Insomma è un massacro continuo, sostanzialmente impunito e anzi agevolato.
La
strage di lavoro è il prodotto di un composto criminale fatto di
liberalizzazioni e deregolazioni, di distruzioni della prevenzione così
come dei controlli, di ingordigia delle imprese e di complicità e
connivenze con lo sfruttamento. La strage di lavoro è il primo effetto
del ricatto che ogni lavoratore ed ogni lavoratrice oggi subisce: o
accetti o quella è la porta. La disoccupazione di massa, prodotto di
dieci anni di politiche di austerità, alimenta questo ricatto e così
uccide. Il Jobsact e la Legge Fornero, costringendo a lavorare con
sempre meno diritti e sempre più in là con gli anni, uccidono. La
priorità che anche lo stato dà alla produzione rispetto alla salute,
come all’Ilva dove un decreto del governo autorizza lavorare in spregio a
salute e sicurezza, questa politica fatta nel nome del lavoro, in
realtà del profitto, uccide. La caduta dei controlli, il taglio al
numero degli ispettori e soprattutto gli ostacoli posti alla loro
attività – se un funzionario pubblico vuole rovinarsi la carriera deve
andare a controllare un’azienda senza averla prima avvisata – la
politica che non vuole porre ostacoli alla libertà dell’impresa, quella
politica uccide. E anche la scuola, che con l’alternanza scuola lavoro
addestra i giovani al lavoro senza diritti, diventa complice della
strage.
Così
come sono complici del massacro le politiche sindacali di
collaborazione e subalternità verso le imprese, quelle che mettono
produttività, flessibilità e obbedienza al primo posto e amministrano la
salute dei lavoratori con cogestione burocratica.

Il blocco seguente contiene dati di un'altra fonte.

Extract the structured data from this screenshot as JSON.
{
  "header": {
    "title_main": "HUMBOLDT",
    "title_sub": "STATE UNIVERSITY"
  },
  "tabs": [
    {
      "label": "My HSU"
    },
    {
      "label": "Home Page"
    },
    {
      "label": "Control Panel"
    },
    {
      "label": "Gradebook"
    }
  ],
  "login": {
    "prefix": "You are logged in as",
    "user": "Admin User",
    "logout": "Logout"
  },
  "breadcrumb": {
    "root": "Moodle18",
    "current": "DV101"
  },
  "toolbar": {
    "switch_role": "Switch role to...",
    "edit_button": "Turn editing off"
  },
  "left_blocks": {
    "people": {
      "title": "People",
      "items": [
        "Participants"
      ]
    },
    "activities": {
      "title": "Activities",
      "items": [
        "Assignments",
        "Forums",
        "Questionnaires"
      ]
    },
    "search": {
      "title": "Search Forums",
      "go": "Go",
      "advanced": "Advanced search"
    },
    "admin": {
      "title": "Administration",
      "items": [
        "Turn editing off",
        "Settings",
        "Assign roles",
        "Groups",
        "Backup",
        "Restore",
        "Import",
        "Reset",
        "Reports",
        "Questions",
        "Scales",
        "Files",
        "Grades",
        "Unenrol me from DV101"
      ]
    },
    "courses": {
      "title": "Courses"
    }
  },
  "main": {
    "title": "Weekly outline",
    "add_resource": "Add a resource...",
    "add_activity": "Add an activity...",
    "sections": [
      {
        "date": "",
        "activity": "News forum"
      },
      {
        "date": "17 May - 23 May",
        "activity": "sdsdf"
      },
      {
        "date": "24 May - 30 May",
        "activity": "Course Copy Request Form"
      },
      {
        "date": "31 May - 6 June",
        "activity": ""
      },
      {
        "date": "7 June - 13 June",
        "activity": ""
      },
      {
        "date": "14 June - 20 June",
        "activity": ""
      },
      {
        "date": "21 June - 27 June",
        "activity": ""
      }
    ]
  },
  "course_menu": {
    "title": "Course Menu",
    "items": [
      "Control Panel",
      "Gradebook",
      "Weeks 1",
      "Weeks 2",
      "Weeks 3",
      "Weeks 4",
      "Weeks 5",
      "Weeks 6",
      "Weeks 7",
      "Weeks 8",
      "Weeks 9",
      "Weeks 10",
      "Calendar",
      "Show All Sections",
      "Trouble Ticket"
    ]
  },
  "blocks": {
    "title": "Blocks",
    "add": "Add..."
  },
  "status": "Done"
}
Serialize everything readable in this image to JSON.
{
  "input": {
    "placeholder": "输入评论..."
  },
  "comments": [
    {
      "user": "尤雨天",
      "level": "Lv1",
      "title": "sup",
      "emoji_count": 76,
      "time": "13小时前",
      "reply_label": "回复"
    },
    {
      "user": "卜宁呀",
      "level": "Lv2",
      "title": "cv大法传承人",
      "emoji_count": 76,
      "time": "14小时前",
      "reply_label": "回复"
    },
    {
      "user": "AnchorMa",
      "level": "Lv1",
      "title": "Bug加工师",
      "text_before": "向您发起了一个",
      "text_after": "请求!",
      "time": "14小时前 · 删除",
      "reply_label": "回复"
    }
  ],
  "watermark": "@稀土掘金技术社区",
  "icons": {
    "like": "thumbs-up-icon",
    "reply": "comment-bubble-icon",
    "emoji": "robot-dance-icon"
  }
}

Negli anni 70 del
secolo scorso ci fu il più drastico abbattimento degli infortuni e dei
morti sul lavoro della storia italiana: la lotta di classe faceva bene
alla salute. Il suo abbandono da parte delle dirigenze di CGIL CISL UIL
ha contribuito ad aumentare la nocività.
La
strage sul lavoro in Italia andrebbe affrontata come la mafia. Con una
repressione diffusa ed implacabile dei crimini in tutto il paese, non a
caso il procuratore Guariniello chiedeva una procura e una direzione
centrale per la sicurezza sul lavoro, con gli stessi poteri di quella
antimafia. E tutte le leggi infami che hanno agevolato le uccisioni di
lavoratori andrebbero abolite. E la prevenzione con adeguati poteri
andrebbe finanziata e potenziata. E la salute e la vita dovrebbero
venire prima della produzione in ogni iniziativa sindacale. E nessun
lavoratore per vivere dovrebbe subire il ricatto della precarietà, che
poi fa morire. E l’austerità dovrebbe essere cancellata dalle politiche
economiche come crimine contro l’umanità. E ogni connivenza o solo anche
ogni pubblico disinteresse verso la strage, andrebbe sottoposto alla
condanna dell’opinione pubblica, allo stesso modo della connivenza con
la mafia.
Altro
che ipocriti periodici pianti a feste comandate. La strage di lavoro
non è un incidente del sistema, è il suo modo normale di operare. Solo
rovesciando le regole e ribaltando i comportamenti oggi ritenuti
normali, solo dicendo basta alla libertà del mercato, solo così si
cominceranno a salvare vite.
Questo
Primo Maggio non c’è nulla da festeggiare, ci sono solo rabbia e dolore
da esprimere. Facciamo un Primo Maggio vero, contro lo sfruttamento e
la strage del lavoro.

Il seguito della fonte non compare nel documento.